Witness history in your footsteps- Pei-Yu, 2024, ID
For the past two weeks, alongside continuing to make the website and mapping the historical event, I have been interviewing people who have previously worked with the organization with walking tours about the massacre. Due to geographical constraints and timing, some were online, and some were in-person.
The purpose behind these interviews was to gain an insight into how these researchers and tour guides organize and develop the route. In addition, I want to hear their thoughts on this issue. They are the medium for us to look into the past.
I was fortunate to participate in the walking tours for some of the lecturers I’m interviewing. Learning history by foot was a different experience than in the books. This experience inspired me to create this project where I interviewed these tour guides. At first, they were hesitant about why I would be interested in their story. They have always been the ones telling others people’s stories. I explained that I feel the stories being passed down might encounter alteration due to the people telling the story. I want to know their thoughts and why they are passionate about the issue. Their story is very much part of the narrative of historical memorization than the stories of victims or their descendants.

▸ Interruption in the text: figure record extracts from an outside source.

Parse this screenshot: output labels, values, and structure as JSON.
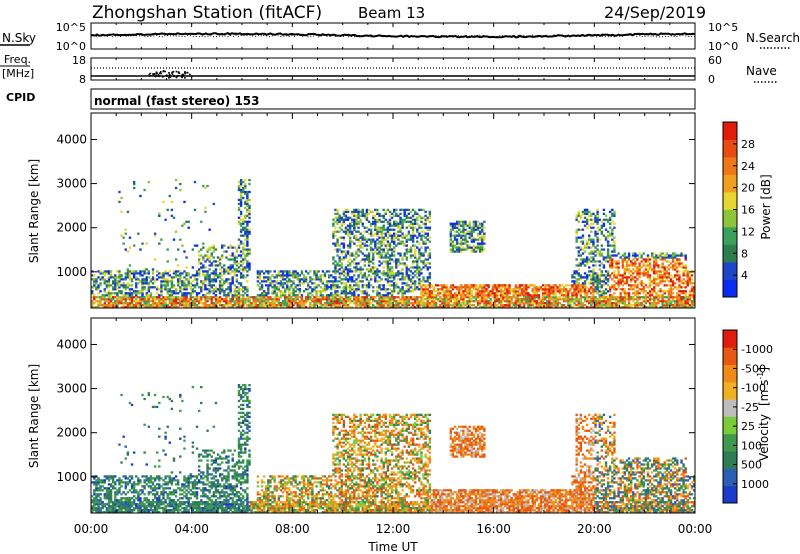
{
  "header": {
    "title": "Zhongshan Station (fitACF)",
    "beam": "Beam 13",
    "date": "24/Sep/2019"
  },
  "chart_data": [
    {
      "type": "line",
      "panel": "noise",
      "left_label": "N.Sky",
      "left_ticks": [
        "10^5",
        "10^0"
      ],
      "right_label": "N.Search",
      "right_ticks": [
        "10^5",
        "10^0"
      ]
    },
    {
      "type": "line",
      "panel": "frequency",
      "left_label_lines": [
        "Freq.",
        "[MHz]"
      ],
      "left_ticks": [
        "18",
        "8"
      ],
      "right_label": "Nave",
      "right_ticks": [
        "60",
        "0"
      ],
      "cpid_label": "CPID",
      "cpid_text": "normal (fast stereo) 153"
    },
    {
      "type": "heatmap",
      "panel": "power",
      "ylabel": "Slant Range [km]",
      "yticks": [
        1000,
        2000,
        3000,
        4000
      ],
      "ylim": [
        180,
        4600
      ],
      "colorbar_label": "Power [dB]",
      "colorbar_ticks": [
        "4",
        "8",
        "12",
        "16",
        "20",
        "24",
        "28"
      ],
      "colors": [
        "#0a2cf0",
        "#1e46c8",
        "#2e7d4f",
        "#3aa05a",
        "#8cc43c",
        "#e8d630",
        "#f0a020",
        "#f07818",
        "#e84c10",
        "#e01c0c"
      ]
    },
    {
      "type": "heatmap",
      "panel": "velocity",
      "ylabel": "Slant Range [km]",
      "yticks": [
        1000,
        2000,
        3000,
        4000
      ],
      "ylim": [
        180,
        4600
      ],
      "xlabel": "Time UT",
      "xticks": [
        "00:00",
        "04:00",
        "08:00",
        "12:00",
        "16:00",
        "20:00",
        "00:00"
      ],
      "colorbar_label": "Velocity",
      "colorbar_unit": "[m s",
      "colorbar_sup": "-1",
      "colorbar_close": "]",
      "colorbar_ticks": [
        "1000",
        "500",
        "100",
        "25",
        "-25",
        "-100",
        "-500",
        "-1000"
      ],
      "colors": [
        "#1a3cc8",
        "#2c5fb4",
        "#2e7d55",
        "#3f9a4e",
        "#7acc3a",
        "#bdbdbd",
        "#f0b020",
        "#f08a18",
        "#e85812",
        "#e01c0c"
      ]
    }
  ]
}
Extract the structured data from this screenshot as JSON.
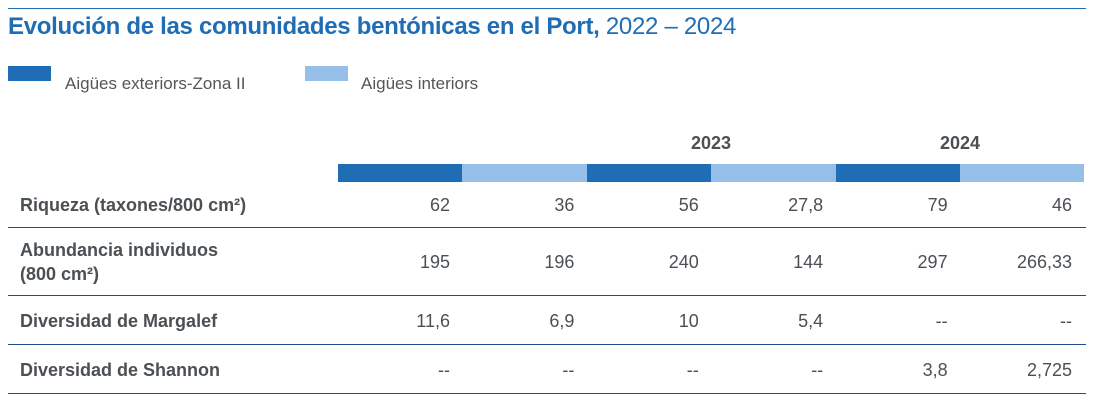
{
  "title": {
    "bold": "Evolución de las comunidades bentónicas en el Port,",
    "years": " 2022 – 2024"
  },
  "colors": {
    "exterior": "#1f6db5",
    "interior": "#95bfe8"
  },
  "legend": [
    {
      "label": "Aigües exteriors-Zona II"
    },
    {
      "label": "Aigües interiors"
    }
  ],
  "years": [
    "",
    "2023",
    "2024"
  ],
  "rows": [
    {
      "label": "Riqueza (taxones/800 cm²)",
      "values": [
        "62",
        "36",
        "56",
        "27,8",
        "79",
        "46"
      ]
    },
    {
      "label": "Abundancia individuos\n(800 cm²)",
      "values": [
        "195",
        "196",
        "240",
        "144",
        "297",
        "266,33"
      ]
    },
    {
      "label": "Diversidad de Margalef",
      "values": [
        "11,6",
        "6,9",
        "10",
        "5,4",
        "--",
        "--"
      ]
    },
    {
      "label": "Diversidad de Shannon",
      "values": [
        "--",
        "--",
        "--",
        "--",
        "3,8",
        "2,725"
      ]
    }
  ]
}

Walking tours, I believe, are very much a process of mapping. And active mapping where visitors and audience are forced to be in the landscape while imagining the past. While these routes are carefully designed considering time, geographical constraints, and storytelling, every tour is unique due to the people participating, the weather, and other unforeseeable circumstances. It is a device to the past through the people telling the story. It is also a pathway of the present.

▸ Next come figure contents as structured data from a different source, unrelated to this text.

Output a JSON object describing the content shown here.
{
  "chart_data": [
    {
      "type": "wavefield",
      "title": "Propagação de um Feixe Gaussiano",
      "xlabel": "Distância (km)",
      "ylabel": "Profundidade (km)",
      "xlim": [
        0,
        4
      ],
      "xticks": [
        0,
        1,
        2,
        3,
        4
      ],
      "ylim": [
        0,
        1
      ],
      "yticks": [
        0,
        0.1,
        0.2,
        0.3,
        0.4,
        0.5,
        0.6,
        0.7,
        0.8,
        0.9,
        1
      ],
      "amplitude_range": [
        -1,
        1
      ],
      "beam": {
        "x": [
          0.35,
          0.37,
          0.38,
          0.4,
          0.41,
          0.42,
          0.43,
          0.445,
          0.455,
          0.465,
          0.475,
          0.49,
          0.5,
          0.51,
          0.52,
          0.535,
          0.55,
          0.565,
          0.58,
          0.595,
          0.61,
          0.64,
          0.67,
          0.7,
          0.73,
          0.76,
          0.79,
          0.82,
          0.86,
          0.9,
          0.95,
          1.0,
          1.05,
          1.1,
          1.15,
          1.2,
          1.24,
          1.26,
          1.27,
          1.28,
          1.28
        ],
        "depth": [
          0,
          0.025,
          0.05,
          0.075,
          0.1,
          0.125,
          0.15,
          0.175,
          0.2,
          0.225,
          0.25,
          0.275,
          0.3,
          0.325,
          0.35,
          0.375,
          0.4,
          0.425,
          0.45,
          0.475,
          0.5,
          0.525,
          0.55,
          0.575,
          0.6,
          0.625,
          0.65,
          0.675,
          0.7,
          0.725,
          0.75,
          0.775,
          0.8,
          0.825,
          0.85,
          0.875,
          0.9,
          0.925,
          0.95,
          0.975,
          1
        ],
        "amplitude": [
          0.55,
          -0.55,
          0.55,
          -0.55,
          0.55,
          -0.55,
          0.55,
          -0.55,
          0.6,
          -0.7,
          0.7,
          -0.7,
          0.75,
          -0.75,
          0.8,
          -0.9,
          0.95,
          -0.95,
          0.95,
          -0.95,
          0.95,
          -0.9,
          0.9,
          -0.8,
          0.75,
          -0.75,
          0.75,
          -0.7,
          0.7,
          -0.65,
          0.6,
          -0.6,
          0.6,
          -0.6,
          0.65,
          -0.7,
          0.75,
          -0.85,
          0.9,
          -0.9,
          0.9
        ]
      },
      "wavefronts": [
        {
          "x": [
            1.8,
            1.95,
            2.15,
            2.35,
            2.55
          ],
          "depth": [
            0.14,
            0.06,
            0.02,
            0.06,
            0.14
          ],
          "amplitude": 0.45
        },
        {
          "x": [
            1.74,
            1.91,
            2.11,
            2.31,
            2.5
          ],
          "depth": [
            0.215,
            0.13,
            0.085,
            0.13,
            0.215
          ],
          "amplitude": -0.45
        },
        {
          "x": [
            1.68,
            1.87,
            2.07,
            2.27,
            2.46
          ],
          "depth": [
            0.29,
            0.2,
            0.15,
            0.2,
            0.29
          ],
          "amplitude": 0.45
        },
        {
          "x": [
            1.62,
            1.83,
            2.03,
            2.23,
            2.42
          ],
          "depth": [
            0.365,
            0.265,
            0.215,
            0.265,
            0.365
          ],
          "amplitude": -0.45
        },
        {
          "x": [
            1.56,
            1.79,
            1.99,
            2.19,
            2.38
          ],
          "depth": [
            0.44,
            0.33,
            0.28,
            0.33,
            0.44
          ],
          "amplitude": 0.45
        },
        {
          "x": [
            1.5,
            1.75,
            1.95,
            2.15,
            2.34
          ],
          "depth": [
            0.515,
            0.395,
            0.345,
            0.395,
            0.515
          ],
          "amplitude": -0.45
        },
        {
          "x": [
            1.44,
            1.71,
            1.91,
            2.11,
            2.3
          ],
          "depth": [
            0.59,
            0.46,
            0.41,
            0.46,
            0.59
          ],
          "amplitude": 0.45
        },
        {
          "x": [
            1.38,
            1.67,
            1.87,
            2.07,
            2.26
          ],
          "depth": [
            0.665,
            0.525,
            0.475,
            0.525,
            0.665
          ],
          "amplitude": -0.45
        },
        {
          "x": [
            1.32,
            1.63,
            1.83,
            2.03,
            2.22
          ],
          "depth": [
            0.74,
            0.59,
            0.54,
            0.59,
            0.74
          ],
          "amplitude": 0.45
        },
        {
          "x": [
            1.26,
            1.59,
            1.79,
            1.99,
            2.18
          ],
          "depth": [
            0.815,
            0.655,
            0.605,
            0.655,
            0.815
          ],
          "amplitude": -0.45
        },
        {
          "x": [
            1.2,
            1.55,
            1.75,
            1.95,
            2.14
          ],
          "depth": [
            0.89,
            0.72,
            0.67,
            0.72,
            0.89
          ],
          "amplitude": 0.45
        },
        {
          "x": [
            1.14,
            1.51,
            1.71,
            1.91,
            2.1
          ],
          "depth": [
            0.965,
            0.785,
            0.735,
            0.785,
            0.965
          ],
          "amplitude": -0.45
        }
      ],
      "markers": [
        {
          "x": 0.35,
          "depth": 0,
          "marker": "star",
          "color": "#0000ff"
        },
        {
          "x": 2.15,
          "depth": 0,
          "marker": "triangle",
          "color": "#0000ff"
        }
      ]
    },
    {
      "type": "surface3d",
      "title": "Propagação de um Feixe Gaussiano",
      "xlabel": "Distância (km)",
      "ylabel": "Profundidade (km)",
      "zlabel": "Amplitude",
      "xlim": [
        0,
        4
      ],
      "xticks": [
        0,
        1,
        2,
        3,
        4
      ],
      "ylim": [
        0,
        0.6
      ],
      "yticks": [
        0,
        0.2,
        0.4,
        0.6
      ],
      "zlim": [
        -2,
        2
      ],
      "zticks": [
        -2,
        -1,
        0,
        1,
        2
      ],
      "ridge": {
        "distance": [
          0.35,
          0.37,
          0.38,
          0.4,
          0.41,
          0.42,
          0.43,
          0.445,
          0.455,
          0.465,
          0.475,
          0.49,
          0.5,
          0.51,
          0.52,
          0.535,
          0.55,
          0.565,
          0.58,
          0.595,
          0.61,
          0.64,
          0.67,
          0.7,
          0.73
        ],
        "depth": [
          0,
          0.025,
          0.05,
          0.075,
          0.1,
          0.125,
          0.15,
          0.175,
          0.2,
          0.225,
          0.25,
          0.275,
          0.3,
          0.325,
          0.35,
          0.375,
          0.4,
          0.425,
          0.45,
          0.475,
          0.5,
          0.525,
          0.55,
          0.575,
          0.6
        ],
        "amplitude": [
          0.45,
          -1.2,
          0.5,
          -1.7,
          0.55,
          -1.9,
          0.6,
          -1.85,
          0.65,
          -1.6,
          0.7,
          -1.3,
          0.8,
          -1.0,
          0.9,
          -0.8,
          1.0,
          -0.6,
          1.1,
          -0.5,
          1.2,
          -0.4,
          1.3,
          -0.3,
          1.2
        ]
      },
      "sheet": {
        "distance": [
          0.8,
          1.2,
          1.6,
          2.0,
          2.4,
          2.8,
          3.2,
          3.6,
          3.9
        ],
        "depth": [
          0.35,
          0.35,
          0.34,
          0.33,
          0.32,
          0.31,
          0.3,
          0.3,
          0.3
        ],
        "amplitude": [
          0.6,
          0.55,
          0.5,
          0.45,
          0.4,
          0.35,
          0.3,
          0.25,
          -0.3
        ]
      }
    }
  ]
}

The main thing I have taken away from these interviews is that knowing the history of the massacre is only part of these walking tours. The core purpose is to learn the city’s history. In the process of knowing where you are from, telling the story of the massacre is inevitable. Due to the nature of this historical event, the accounts of the massacre are embedded in the bricks of architecture, roads, and waterways.
For example, in one city, Tam Sui, the tour guide I interviewed, said that she didn’t care about this part of the history until her late 40s (she is now in her 60s). When she was little, she would hear from the elders that the Tam Sui River was once dyed red with blood. Ports were places one should not go, for many spirits resided there in the past. She didn’t believe what the elders said. “How is it possible that the whole river was dyed of blood? That is impossible!” It was not until she started reading more about the city’s history that she connected what her elders told her and what was documented. The port, they said, was a place where all those captured in the name of treason were excuted. Hundreds were killed, thrown into the river, reding the river with terror.
Emotionally, it was hard to process all these stories. Older generations I’ve interviewed were much more emotional and passionate about the issue. They were closer to this part of history. All of them heard stories from elders, and the terror of knowing became a passion for sharing. When I asked why it is essential to learn about the massacre and continue advocating on this issue, they said it was for the truth to be seen.
“When I was talking to the descendants of victims, they don’t want the compensation or reparation. They just want to know why. “Why was my father taken one night and never came back? “
In a text chain I had with the historian, he said,
“We must not give up the pursuit of the truth in history. The connection and emotions through the process are personal, humanitarian, and societal.”
“This is very true. Thank you so much for what you are doing. 228 is about the history of the land, but it is also the scar and pain of the land.”張文義 (Writer of Kavalan 228, oral history historian of Kavalan region, tour guide of 2022 Kavalan tour)
I am very grateful that I have this opportunity to keep their story alive.
Younger generations, like me, had little understanding of this issue until we were much older (high school or university). Most of them are passionate about this issue not because of pain but because of the unjust. There is a diaspora of identity due to the change in education. We were not taught much about the massacre in our educational system, and most of us are fortunate not to be related directly to this massacre.
When asked the same question, “Why is it important that we, the younger generation, remember and learn about this part of history?”
One answered, “It’s about justice. Why is it that the descendent of one of the generals in charge of the massacre in Kaoshiung was able to be a famous architect and have something out of him? At the same time, the descendants of the victims suffer mental disorders and societal trauma?”
Another thinks that knowing the history of your city, country, and land is important because it ties to other social justice issues such as human rights, environmental, and other political issues.
It was fascinating hearing from both sides of the generation. I started with this project wanting to know the thought process of organizing walking tours and the opinions of these historians and tour guides. I ended up with a more in-depth understanding of the gap between generations and the importance of this issue. For the older generations passionate about this issue, it is a matter of survival. Talking about this puts a light on this part of the history that is vanishing.
It is to keep this story alive, for these stories die with them.
On the other hand, for the younger generation, it is a choice. It is a choice of personal growth in learning about your history. It is recommended to choose to recognize the land and care about this humanitarian issue.
“Ms. Hung, this is a very traumatizing story for me. If it were twenty years ago, I wouldn’t have accepted your interview request.”
For me, I’m touched by their love for the land. It was hard emotionally to hear such a traumatic story. Like a boulder in my heart, I often feel unbearable emotionally. Sadness is inevitable in this process.